LG Berlin: Statusverfahren auch unmittelbar vor SE-Gründung durch Verschmelzung

von Dr. Cornelius Wilk, veröffentlicht am 20.04.2018

Das LG Berlin hat mit Beschluss vom 9. März 2018 (102 O 72/17 AktG) unter anderem zur Frage Stellung genommen, ob das Rechtsschutzbedürfnis des Antragstellers in einem zur Überprüfung der Aufsichtsratszusammensetzung eingeleiteten Statusverfahren entfällt, wenn die Teilnahme der AG an einer SE-Verschmelzungsgründung kurz bevorsteht.

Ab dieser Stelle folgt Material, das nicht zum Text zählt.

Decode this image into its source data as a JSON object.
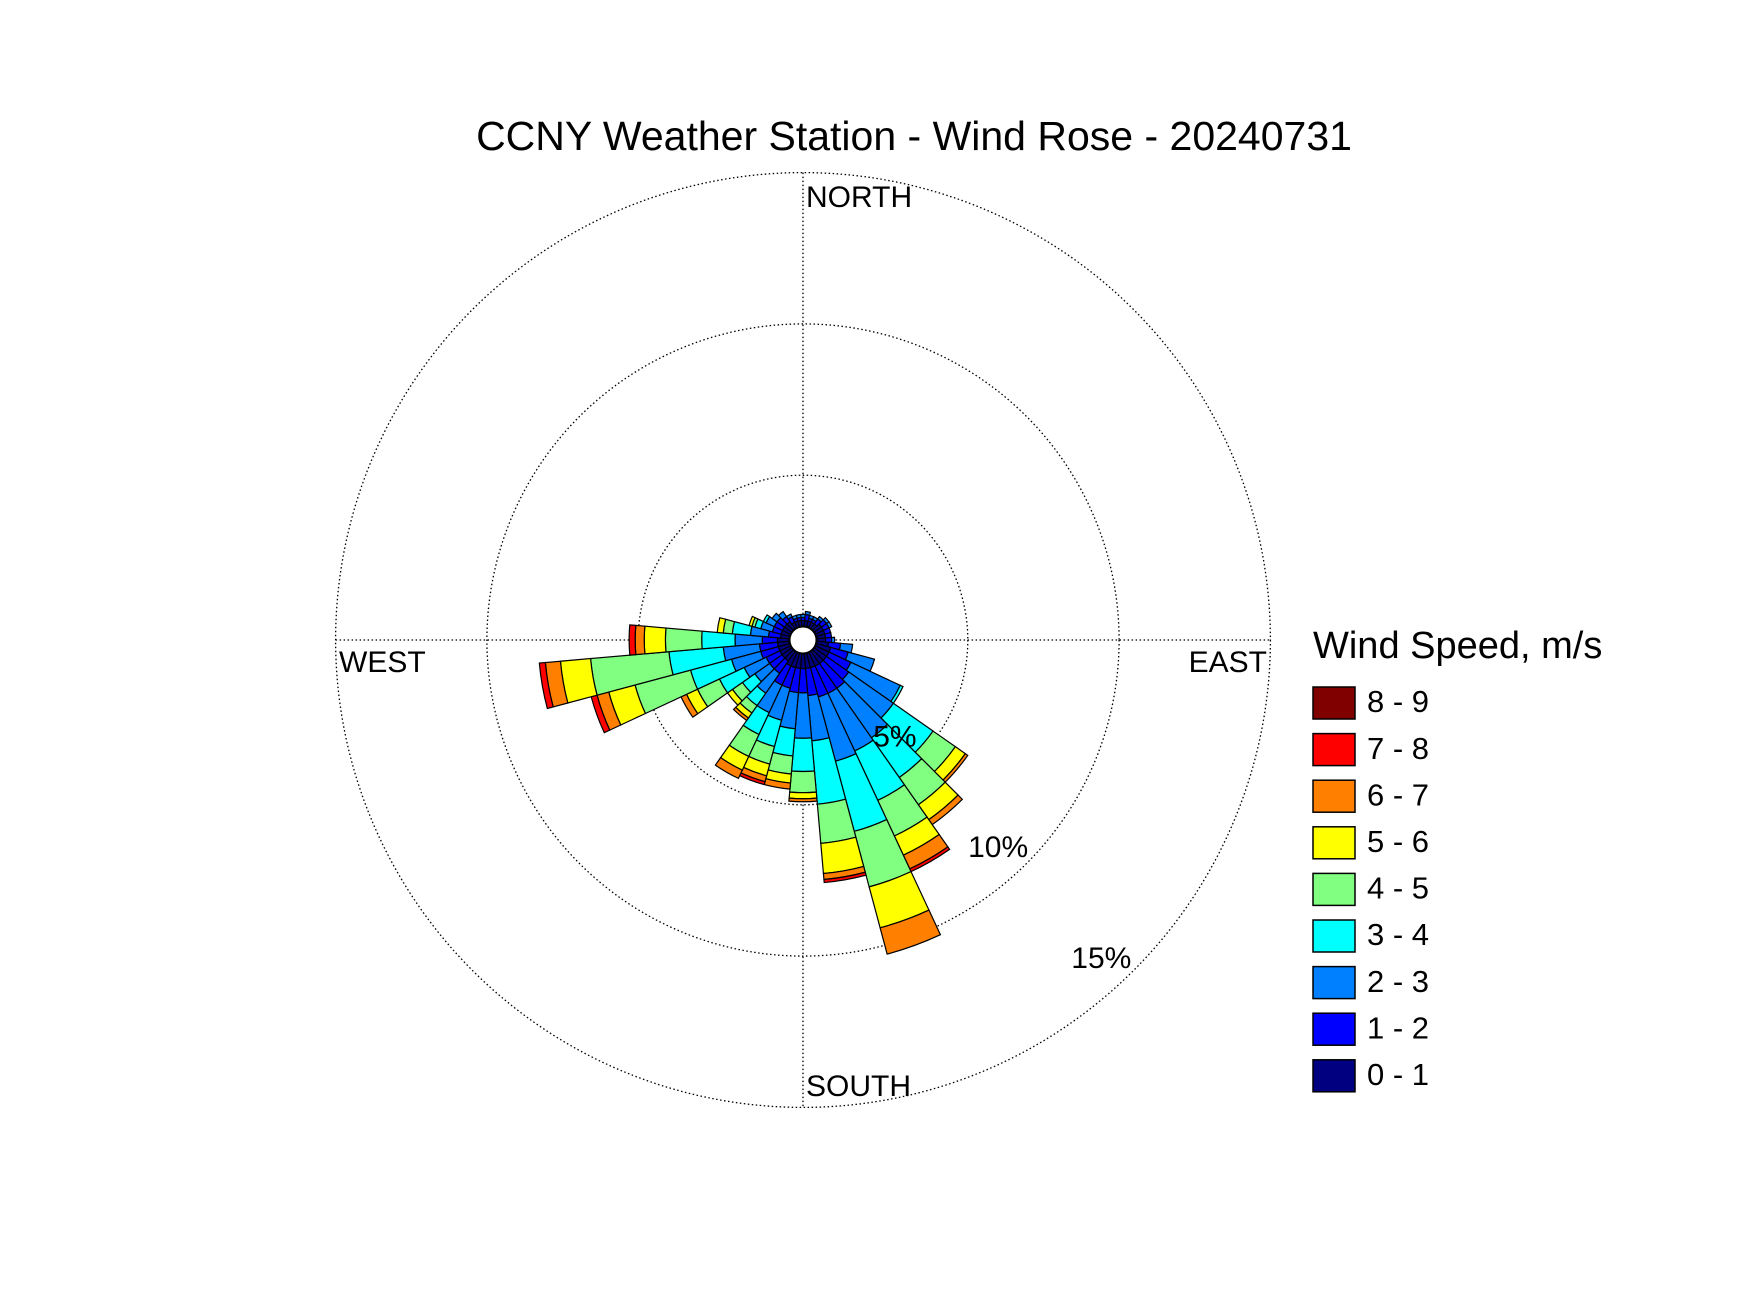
{
  "chart_data": {
    "type": "windrose",
    "title": "CCNY Weather Station - Wind Rose - 20240731",
    "direction_labels": {
      "north": "NORTH",
      "east": "EAST",
      "south": "SOUTH",
      "west": "WEST"
    },
    "legend_title": "Wind Speed, m/s",
    "x": [
      0,
      10,
      20,
      30,
      40,
      50,
      60,
      70,
      80,
      90,
      100,
      110,
      120,
      130,
      140,
      150,
      160,
      170,
      180,
      190,
      200,
      210,
      220,
      230,
      240,
      250,
      260,
      270,
      280,
      290,
      300,
      310,
      320,
      330,
      340,
      350
    ],
    "ylim": [
      0,
      15
    ],
    "yticks": [
      {
        "value": 5,
        "label": "5%"
      },
      {
        "value": 10,
        "label": "10%"
      },
      {
        "value": 15,
        "label": "15%"
      }
    ],
    "grid": true,
    "series": [
      {
        "name": "0 - 1",
        "color": "#000080",
        "values": [
          0.2,
          0.2,
          0.2,
          0.2,
          0.2,
          0.3,
          0.3,
          0.3,
          0.3,
          0.3,
          0.4,
          0.5,
          0.5,
          0.5,
          0.5,
          0.5,
          0.5,
          0.5,
          0.5,
          0.5,
          0.5,
          0.5,
          0.4,
          0.4,
          0.4,
          0.4,
          0.4,
          0.4,
          0.3,
          0.3,
          0.3,
          0.3,
          0.3,
          0.2,
          0.2,
          0.2
        ]
      },
      {
        "name": "1 - 2",
        "color": "#0000ff",
        "values": [
          0.1,
          0.2,
          0.1,
          0.1,
          0.2,
          0.2,
          0.2,
          0.2,
          0.2,
          0.2,
          0.4,
          0.6,
          0.8,
          0.9,
          1.0,
          1.0,
          1.0,
          0.9,
          0.8,
          0.8,
          0.7,
          0.7,
          0.5,
          0.5,
          0.5,
          0.6,
          0.6,
          0.5,
          0.4,
          0.3,
          0.3,
          0.3,
          0.2,
          0.2,
          0.1,
          0.1
        ]
      },
      {
        "name": "2 - 3",
        "color": "#0080ff",
        "values": [
          0.1,
          0.1,
          0.1,
          0.1,
          0.1,
          0.1,
          0.1,
          0,
          0,
          0.1,
          0.4,
          0.9,
          1.8,
          1.8,
          2.0,
          2.1,
          2.2,
          1.5,
          1.5,
          1.2,
          1.1,
          1.0,
          0.8,
          0.6,
          0.8,
          1.0,
          1.2,
          0.9,
          0.6,
          0.4,
          0.3,
          0.2,
          0.2,
          0.1,
          0.1,
          0.1
        ]
      },
      {
        "name": "3 - 4",
        "color": "#00ffff",
        "values": [
          0,
          0,
          0,
          0,
          0,
          0,
          0,
          0,
          0,
          0,
          0,
          0,
          0.1,
          1.6,
          1.6,
          1.8,
          2.4,
          2.1,
          1.1,
          0.9,
          0.9,
          0.8,
          0.5,
          0.5,
          0.9,
          1.4,
          1.8,
          1.1,
          0.6,
          0.2,
          0.1,
          0,
          0,
          0,
          0,
          0
        ]
      },
      {
        "name": "4 - 5",
        "color": "#80ff80",
        "values": [
          0,
          0,
          0,
          0,
          0,
          0,
          0,
          0,
          0,
          0,
          0,
          0,
          0,
          0.9,
          1.1,
          1.3,
          1.9,
          1.3,
          0.7,
          0.6,
          0.6,
          0.8,
          0.3,
          0.4,
          0.8,
          1.9,
          2.6,
          1.2,
          0.3,
          0.1,
          0,
          0,
          0,
          0,
          0,
          0
        ]
      },
      {
        "name": "5 - 6",
        "color": "#ffff00",
        "values": [
          0,
          0,
          0,
          0,
          0,
          0,
          0,
          0,
          0,
          0,
          0,
          0,
          0,
          0.4,
          0.6,
          0.7,
          1.4,
          1.0,
          0.2,
          0.3,
          0.4,
          0.5,
          0.2,
          0.2,
          0.4,
          0.9,
          1.0,
          0.7,
          0.2,
          0.1,
          0,
          0,
          0,
          0,
          0,
          0
        ]
      },
      {
        "name": "6 - 7",
        "color": "#ff8000",
        "values": [
          0,
          0,
          0,
          0,
          0,
          0,
          0,
          0,
          0,
          0,
          0,
          0,
          0,
          0.1,
          0.2,
          0.5,
          0.9,
          0.2,
          0.1,
          0.2,
          0.2,
          0.3,
          0.1,
          0,
          0.2,
          0.4,
          0.5,
          0.3,
          0,
          0,
          0,
          0,
          0,
          0,
          0,
          0
        ]
      },
      {
        "name": "7 - 8",
        "color": "#ff0000",
        "values": [
          0,
          0,
          0,
          0,
          0,
          0,
          0,
          0,
          0,
          0,
          0,
          0,
          0,
          0,
          0,
          0.1,
          0,
          0.1,
          0,
          0,
          0.1,
          0,
          0,
          0,
          0,
          0.2,
          0.2,
          0.2,
          0,
          0,
          0,
          0,
          0,
          0,
          0,
          0
        ]
      },
      {
        "name": "8 - 9",
        "color": "#800000",
        "values": [
          0,
          0,
          0,
          0,
          0,
          0,
          0,
          0,
          0,
          0,
          0,
          0,
          0,
          0,
          0,
          0,
          0,
          0,
          0,
          0,
          0,
          0,
          0,
          0,
          0,
          0,
          0,
          0,
          0,
          0,
          0,
          0,
          0,
          0,
          0,
          0
        ]
      }
    ]
  }
}
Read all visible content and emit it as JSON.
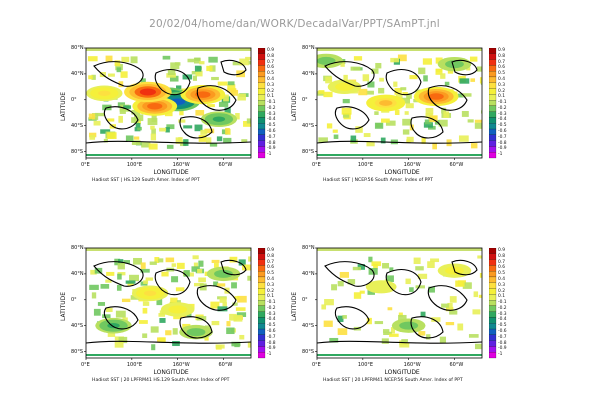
{
  "header": {
    "title": "20/02/04/home/dan/WORK/DecadalVar/PPT/SAmPT.jnl"
  },
  "axes": {
    "ylabel": "LATITUDE",
    "xlabel": "LONGITUDE",
    "x_ticks": [
      "0°E",
      "100°E",
      "160°W",
      "60°W"
    ],
    "y_ticks": [
      "80°N",
      "40°N",
      "0°",
      "40°S",
      "80°S"
    ]
  },
  "colorbar": {
    "labels": [
      "0.9",
      "0.8",
      "0.7",
      "0.6",
      "0.5",
      "0.4",
      "0.3",
      "0.2",
      "0.1",
      "-0.1",
      "-0.2",
      "-0.3",
      "-0.4",
      "-0.5",
      "-0.6",
      "-0.7",
      "-0.8",
      "-0.9",
      "-1"
    ],
    "colors": [
      "#a50000",
      "#d01010",
      "#f03010",
      "#f86a10",
      "#fb9a20",
      "#fdbb30",
      "#fde040",
      "#f5f03a",
      "#e8f058",
      "#b8e060",
      "#70c860",
      "#30a860",
      "#109070",
      "#108890",
      "#1060c0",
      "#3030d0",
      "#6020e0",
      "#a010f0",
      "#e000e0"
    ]
  },
  "chart_data": [
    {
      "type": "heatmap",
      "panel": "top-left",
      "title": "Hadisst SST | HS.129 South Amer. Index of PPT",
      "xlabel": "LONGITUDE",
      "ylabel": "LATITUDE",
      "legend": "right",
      "patches": [
        {
          "lon": 180,
          "lat": 5,
          "value": -0.5
        },
        {
          "lon": 200,
          "lat": -3,
          "value": -0.6
        },
        {
          "lon": 150,
          "lat": -10,
          "value": 0.6
        },
        {
          "lon": 135,
          "lat": 12,
          "value": 0.7
        },
        {
          "lon": 255,
          "lat": 8,
          "value": 0.6
        },
        {
          "lon": 40,
          "lat": 10,
          "value": 0.3
        },
        {
          "lon": 290,
          "lat": -30,
          "value": -0.3
        }
      ]
    },
    {
      "type": "heatmap",
      "panel": "top-right",
      "title": "Hadisst SST | NCEP.56 South Amer. Index of PPT",
      "xlabel": "LONGITUDE",
      "ylabel": "LATITUDE",
      "legend": "right",
      "patches": [
        {
          "lon": 260,
          "lat": 5,
          "value": 0.6
        },
        {
          "lon": 150,
          "lat": -5,
          "value": 0.4
        },
        {
          "lon": 60,
          "lat": 20,
          "value": 0.2
        },
        {
          "lon": 300,
          "lat": 55,
          "value": -0.2
        },
        {
          "lon": 20,
          "lat": 60,
          "value": -0.2
        }
      ]
    },
    {
      "type": "heatmap",
      "panel": "bottom-left",
      "title": "Hadisst SST | 20 LPFRM41 HS.129 South Amer. Index of PPT",
      "xlabel": "LONGITUDE",
      "ylabel": "LATITUDE",
      "legend": "right",
      "patches": [
        {
          "lon": 140,
          "lat": 10,
          "value": 0.3
        },
        {
          "lon": 200,
          "lat": -15,
          "value": 0.2
        },
        {
          "lon": 60,
          "lat": -40,
          "value": -0.3
        },
        {
          "lon": 300,
          "lat": 40,
          "value": -0.2
        },
        {
          "lon": 240,
          "lat": -50,
          "value": -0.2
        }
      ]
    },
    {
      "type": "heatmap",
      "panel": "bottom-right",
      "title": "Hadisst SST | 20 LPFRM41 NCEP.56 South Amer. Index of PPT",
      "xlabel": "LONGITUDE",
      "ylabel": "LATITUDE",
      "legend": "right",
      "patches": [
        {
          "lon": 140,
          "lat": 20,
          "value": 0.1
        },
        {
          "lon": 300,
          "lat": 45,
          "value": 0.2
        },
        {
          "lon": 200,
          "lat": -40,
          "value": -0.2
        }
      ]
    }
  ]
}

Gegenstand der Entscheidung ist die Besetzung des sechsköpfigen, bislang mitbestimmungsfreien Aufsichtsrats einer AG, die gemeinsam mit ihren Tochtergesellschaften weltweit mehr als 10.000 Arbeitnehmer beschäftigte, davon mehr als 2.000 (und weniger als 10.000) Arbeitnehmer im Inland. Gemeinsam mit einer Gesellschaft niederländischen Rechts stellte die AG im Juli 2017 einen Verschmelzungsplan zur Gründung einer SE auf. Kurz darauf verlangte der Antragsteller die Überprüfung der Aufsichtsratszusammensetzung. Im Oktober 2017 konstituierte sich das besondere Verhandlungsgremium gemäß §§ 4 ff. SEBG mit dem Ziel, eine Vereinbarung über die Beteiligung der Arbeitnehmer in der künftigen SE abzuschließen.

In ihrer Entscheidung stellt die Kammer fest, dass die AG gemäß § 1 Abs. 1, § 5 Abs. 1, § 7 Abs. 1 Nr. 1 MitbestG einen zwölfköpfigen paritätisch mitbestimmten Aufsichtsrat einzurichten hat. Dies ergebe sich aus der Zahl der konzernweit im Inland beschäftigten Arbeitnehmer. Für eine Einberechnung der im Ausland beschäftigten Arbeitnehmer sieht die Kammer – ebenso wie jüngst eine Reihe weiterer Landgerichte (zuletzt das LG Hamburg, siehe hierzu den Beitrag von Dr. Klaus von der Linden vom 14. März 2018) – keinen Anlass.

Die geplante SE-Gründung lasse das Rechtsschutzbedürfnis für den Antrag nicht entfallen. Zwar habe die Entscheidung bei kurzfristiger Eintragung der SE und entsprechendem Untergehen der AG möglicherweise keine unmittelbaren Rechtsfolgen mehr. Es stehe jedoch gegenwärtig noch nicht fest, ob die Verhandlungen mit dem besonderen Verhandlungsgremium innerhalb der nächsten Wochen abgeschlossen werden könnten und ob der Eintragung der SE keine Hindernisse entgegenstünden.

Darüber hinaus könne die Entscheidung auch nach Eintragung der SE noch Rechtsfolgen entfalten. Denn für den Fall, dass eine Vereinbarung über die Beteiligung der Arbeitnehmer nicht zustande komme, hänge die Ausgestaltung der Mitbestimmung in der SE von der Mitbestimmungssituation bei den Gründungsgesellschaften ab (§§ 22, 34 ff. SEBG). Dabei sei umstritten, ob auf die bei SE-Entstehung tatsächlich praktizierte oder auf die zu diesem Zeitpunkt rechtlich gebotene Art der Mitbestimmung abzustellen sei (siehe zu dieser Frage auch die Beschlüsse des LG Frankfurt am Main vom 24. November 2017 – 3-05 O 63/17, 3-05 O 81/17, hierzu mein Beitrag vom 2. Februar 2018). Allein diese bestehende Ungewissheit rechtfertige eine Entscheidung der Kammer.

Die Entscheidung ist noch nicht rechtskräftig.